Volvamos, pues, al momento que nos ocupaba justo antes de la necesaria aclaración. ¿Qué pasó después de que llegaran los niños y los ancianos a la puerta abierta por aquel diferente? Algo realmente difícil de creer para los individuos encerrados cada uno en su propia celda: se congregó una gran muchedumbre, o manada, dirían ellos, cosa absurda e innecesaria cuando se está conectado virtualmente sin tener que abrir la puerta excepto para pasear al perrito. Los ancianos, de repente, se pusieron a contar historias a los niños, historias de otros tiempos en los que los ancianos contaban historias a los niños, y los niños escuchaban embelesados: y es que en realidad aquellos ancianos abandonados nunca antes habían contado historias, y aquellos niños abandonados nunca antes las habían oído.

El hombre de la puerta abierta los reunió a todos, e incluso, y esto es todavía más difícil de creer, pero pasó así, a más de un habitante de Tontera al que la contemplación de aquella escena tan diferente le había despertado una pequeña llama que creía apagada dentro de lo más hondo de eso que en otros tiempos se había llamado «alma», y que en la ciudad se conocía por entonces como «una elevada e intrincada sucesión de conexiones basadas en intercambios de sodio-potasio, controlables mediante la psicología, la psiquiatría y, en caso de necesidad, la astrología».

Así pues, algunos humildes insatisfechos de Tontera, que no gastaban todo su tiempo mirándose el ombligo, abrieron sus puertas y se pusieron a escuchar, junto con los ancianos y los niños, las palabras de aquel hombre. Se hizo un silencio ensordecedor, y el señor de la puerta abierta, levantando una mano, abriéndola y mostrando un agujero que la atravesaba por completo, proclamó con suavidad:

«¡Felices vosotros, los pobres, porque vuestro es el Reino de Dios! ¡Felices vosotros, los que tenéis hambre, porque seréis saciados! ¡Felices vosotros, los que lloráis, porque reiréis! ¡Felices vosotros, los proscritos…!».

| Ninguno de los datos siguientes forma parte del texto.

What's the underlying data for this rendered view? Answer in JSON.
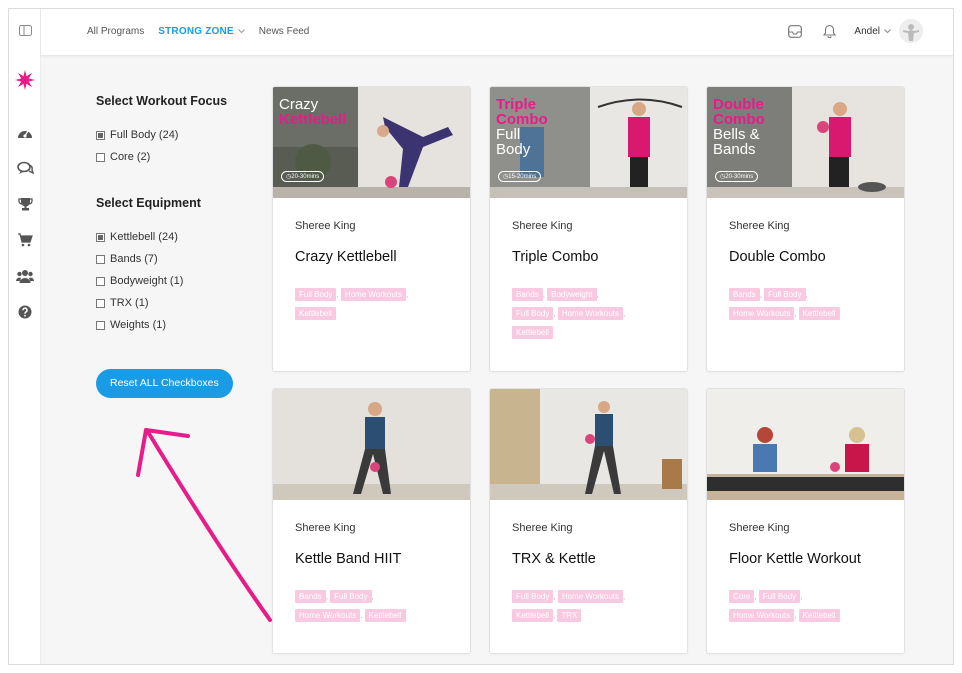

Por supuesto, la policía de Tontera llegó, aullando como una manada de lobos, para parar aquella amenaza; pero ya, queridos amigos, era tarde. Había comenzado un tiempo nuevo: el de las puertas abiertas. El de las personas, incluidos, por supuesto, niños y ancianos, acogedoras, libres, austeras, unidas y dispuestas a lanzar redes de libertad y comunión.

Para qué vamos a negarlo: fuimos odiados, y excluidos, y nuestros nombres fueron declarados proscritos por las autoridades tonteranas, esa es la verdad. Pero hemos sido plenamente felices, mientras dentro de las celdas individuales cerradas con tres llaves de seguridad y alarmas se oía solo el susurro sibilante de almas encadenadas, condenadas a prohibir, acusar y rechinar los dientes.